Setelah dipikirkan sekarang, saya rasa apa yang dipesankan guru saya itu sangat terasa sebagai kebenaran. Utamanya setelah anak saya yamg tertua saat ini sudah bersekolah di sebuah taman kanak-kanak di dekat rumah tinggal saya dan leluarga.
Di sekolah anak saya ini, sering diselenggarakan perayaan ulang tahun para murid oleh orang tua masing-masing. Bentuk perayaannya biasanya berupa pemberian kue ringan, beberapa roti mewah, nasi kuning dan kue tart. Para penyelenggaranya biasanya adalah orang tua yang ‘sepertinya’ orang berpunya.
Alasan para orang tua itu memang beragam dan memang tidak sepenuhnya salah. Sebuah peryaan sebagai ungkapan rasa syukur atas bertambahnya usia adalah boleh-boleh saja. Sedekah juga adalah hal yang baik dilaksanakan.

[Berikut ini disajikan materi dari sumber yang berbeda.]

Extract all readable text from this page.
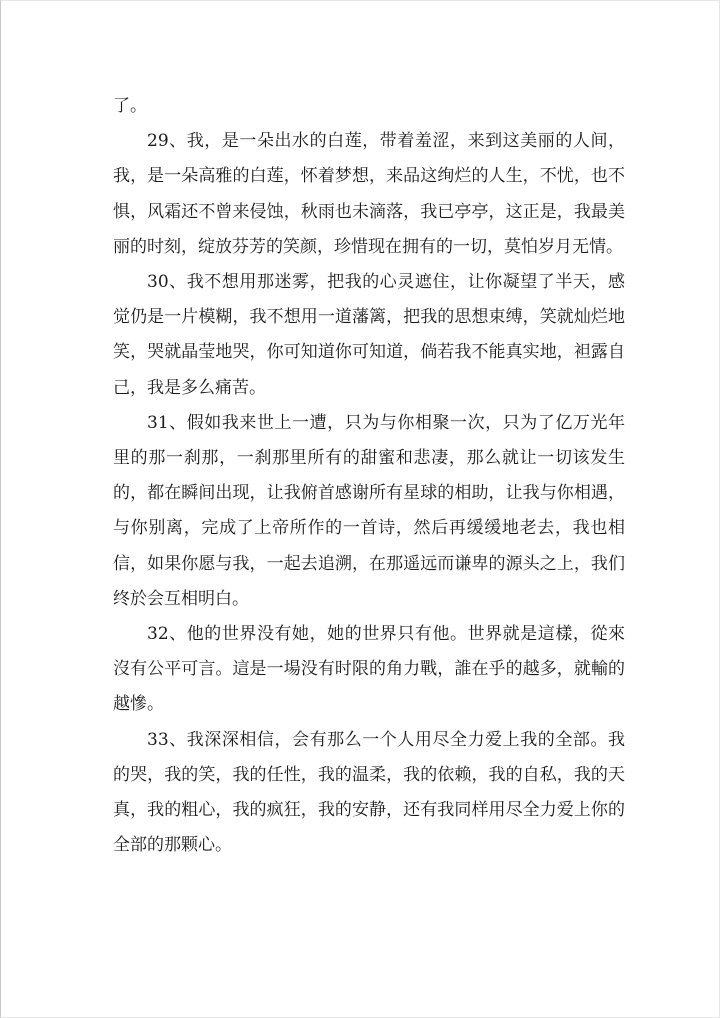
了。

29、我，是一朵出水的白莲，带着羞涩，来到这美丽的人间，我，是一朵高雅的白莲，怀着梦想，来品这绚烂的人生，不忧，也不惧，风霜还不曾来侵蚀，秋雨也未滴落，我已亭亭，这正是，我最美丽的时刻，绽放芬芳的笑颜，珍惜现在拥有的一切，莫怕岁月无情。

30、我不想用那迷雾，把我的心灵遮住，让你凝望了半天，感觉仍是一片模糊，我不想用一道藩篱，把我的思想束缚，笑就灿烂地笑，哭就晶莹地哭，你可知道你可知道，倘若我不能真实地，袒露自己，我是多么痛苦。

31、假如我来世上一遭，只为与你相聚一次，只为了亿万光年里的那一刹那，一刹那里所有的甜蜜和悲凄，那么就让一切该发生的，都在瞬间出现，让我俯首感谢所有星球的相助，让我与你相遇，与你别离，完成了上帝所作的一首诗，然后再缓缓地老去，我也相信，如果你愿与我，一起去追溯，在那遥远而谦卑的源头之上，我们终於会互相明白。

32、他的世界没有她，她的世界只有他。世界就是這樣，從來沒有公平可言。這是一場没有时限的角力戰，誰在乎的越多，就輸的越慘。

33、我深深相信，会有那么一个人用尽全力爱上我的全部。我的哭，我的笑，我的任性，我的温柔，我的依赖，我的自私，我的天真，我的粗心，我的疯狂，我的安静，还有我同样用尽全力爱上你的全部的那颗心。
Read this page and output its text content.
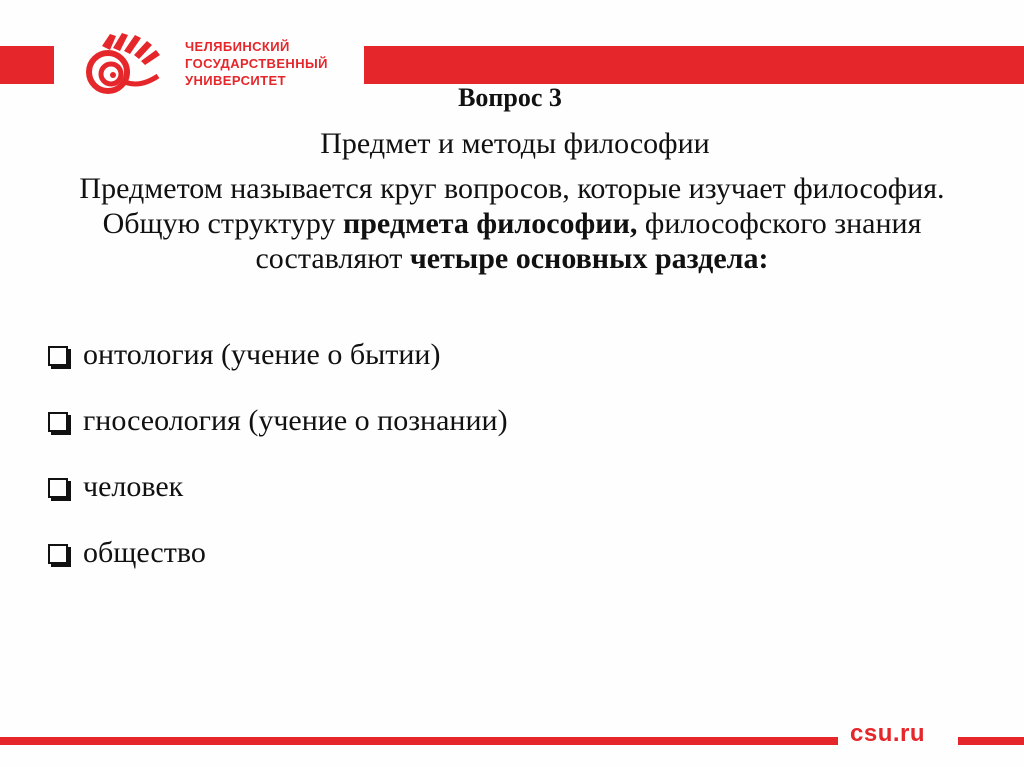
ЧЕЛЯБИНСКИЙ
ГОСУДАРСТВЕННЫЙ
УНИВЕРСИТЕТ
Вопрос 3
Предмет и методы философии
Предметом называется круг вопросов, которые изучает философия.
Общую структуру предмета философии, философского знания составляют четыре основных раздела:
онтология (учение о бытии)
гносеология (учение о познании)
человек
общество
csu.ru
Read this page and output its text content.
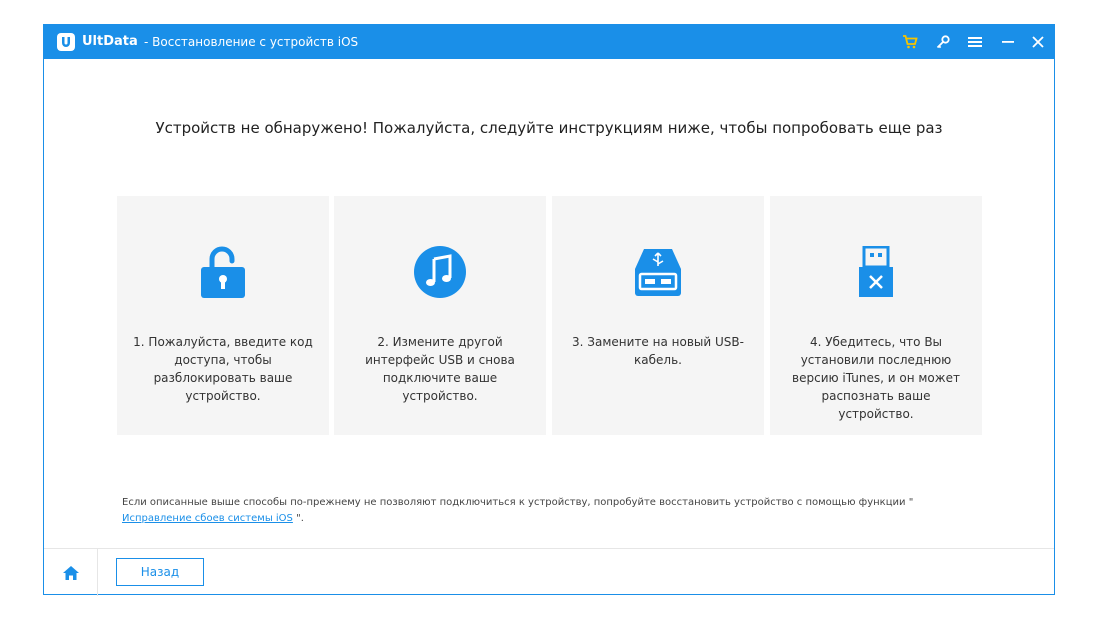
UltData - Восстановление с устройств iOS
Устройств не обнаружено! Пожалуйста, следуйте инструкциям ниже, чтобы попробовать еще раз
1. Пожалуйста, введите код доступа, чтобы разблокировать ваше устройство.
2. Измените другой интерфейс USB и снова подключите ваше устройство.
3. Замените на новый USB-кабель.
4. Убедитесь, что Вы установили последнюю версию iTunes, и он может распознать ваше устройство.
Если описанные выше способы по-прежнему не позволяют подключиться к устройству, попробуйте восстановить устройство с помощью функции "
Исправление сбоев системы iOS ".
Назад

Namun demikian, dalam praktiknya perlu kesadaran dan pengerahuan juga dari para orang tua akan dampak-dampak sosial yang ditimbulkan dari peryaan ulang tahun itu. Perlunya masing-masing wali murid berkomunikasi dan saling mengenal sesama wali murid. Karena di antara mereka berasal dari latar belakang ekonomi yang berbeda. Sebuah perayaan ulang tahun bisa saja mudah dilaksanakan oleh seorang wali murid. Namun bisa saja sangat berat bagi yang lain. Standar sederhana dan mewahnya sebuah perayaan juga berbeda.

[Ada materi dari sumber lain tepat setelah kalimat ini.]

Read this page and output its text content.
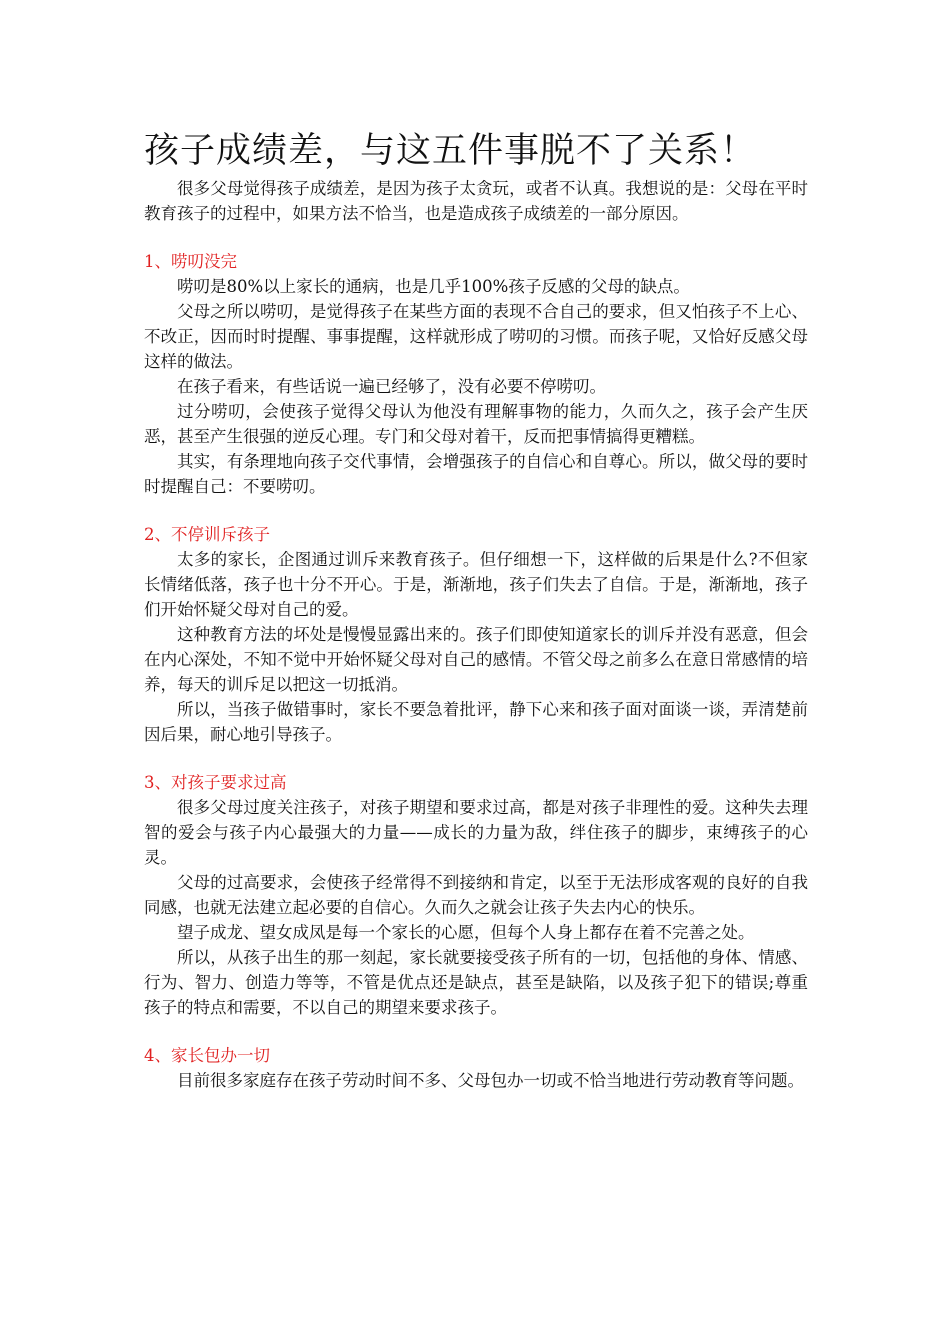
孩子成绩差，与这五件事脱不了关系！

很多父母觉得孩子成绩差，是因为孩子太贪玩，或者不认真。我想说的是：父母在平时教育孩子的过程中，如果方法不恰当，也是造成孩子成绩差的一部分原因。

1、唠叨没完

唠叨是80%以上家长的通病，也是几乎100%孩子反感的父母的缺点。

父母之所以唠叨，是觉得孩子在某些方面的表现不合自己的要求，但又怕孩子不上心、不改正，因而时时提醒、事事提醒，这样就形成了唠叨的习惯。而孩子呢，又恰好反感父母这样的做法。

在孩子看来，有些话说一遍已经够了，没有必要不停唠叨。

过分唠叨，会使孩子觉得父母认为他没有理解事物的能力，久而久之，孩子会产生厌恶，甚至产生很强的逆反心理。专门和父母对着干，反而把事情搞得更糟糕。

其实，有条理地向孩子交代事情，会增强孩子的自信心和自尊心。所以，做父母的要时时提醒自己：不要唠叨。

2、不停训斥孩子

太多的家长，企图通过训斥来教育孩子。但仔细想一下，这样做的后果是什么?不但家长情绪低落，孩子也十分不开心。于是，渐渐地，孩子们失去了自信。于是，渐渐地，孩子们开始怀疑父母对自己的爱。

这种教育方法的坏处是慢慢显露出来的。孩子们即使知道家长的训斥并没有恶意，但会在内心深处，不知不觉中开始怀疑父母对自己的感情。不管父母之前多么在意日常感情的培养，每天的训斥足以把这一切抵消。

所以，当孩子做错事时，家长不要急着批评，静下心来和孩子面对面谈一谈，弄清楚前因后果，耐心地引导孩子。

3、对孩子要求过高

很多父母过度关注孩子，对孩子期望和要求过高，都是对孩子非理性的爱。这种失去理智的爱会与孩子内心最强大的力量——成长的力量为敌，绊住孩子的脚步，束缚孩子的心灵。

父母的过高要求，会使孩子经常得不到接纳和肯定，以至于无法形成客观的良好的自我同感，也就无法建立起必要的自信心。久而久之就会让孩子失去内心的快乐。

望子成龙、望女成凤是每一个家长的心愿，但每个人身上都存在着不完善之处。

所以，从孩子出生的那一刻起，家长就要接受孩子所有的一切，包括他的身体、情感、行为、智力、创造力等等，不管是优点还是缺点，甚至是缺陷，以及孩子犯下的错误;尊重孩子的特点和需要，不以自己的期望来要求孩子。

4、家长包办一切

目前很多家庭存在孩子劳动时间不多、父母包办一切或不恰当地进行劳动教育等问题。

Di sinilah maka para orang tua harus memahami dampak sosial dari segala apa yang mereka lakukan. Penulis pernah menyaksikan di sekolah tempat kerjanya ada seorang siswa merengek-rengek pada walinya untuk merayakan ulang tahun padahal siang wali tersebut keluarga tidak mampu.Bahkan ada di antara siswa (usia dini) yang minta dirayakan ulang tahunnya meskipun belum waktunya. Bahkan meminta beberapa kali dirayakan. Ini merupakan dampak sosial yang tidak baik bagi perlembangan sosial bangsa kita dalam jangka panjang.
Bahwasanya sekolah sebagai sebuah sistem sosial adalah hal yang tak dapat dipungkiri. Sebuah lembaga pendidikan adalah sponsor utama dalam transformasi dan pemeliharaan budaya bangsa. Halinilah yang haru disadari oleh pihak lembaga pendidikan dan masyarakat.
Bahwasanya kehidupan sosial di Indonesia sekarang ini tidak laluput dari serangan budaya luar adalah sangat jelas adanya.Kehidupan materialisme dan hedonisme semakin menjangkiti masyarakat nusantara dewasa ini. Kesuksesan hidup menjadi sedemikian besarnya diukur dengan materi. Kehidupan seseorang semakin diliputi kesenangan semu dalam bungkus hedonisme. Dan disinilah peran sekolah harus menjadi benteng budaya bangsa yang luhur.
Dengan demikian, penulis merasa bahwa petuah guru penulis di masa lalu, sebagaimana dipaparkan di atas, perlu sekali rasanya untuk disosialisasikan kembali. Kalau perlu diinstitusionalisasikan dalam bentuk peraturan yang mengikat.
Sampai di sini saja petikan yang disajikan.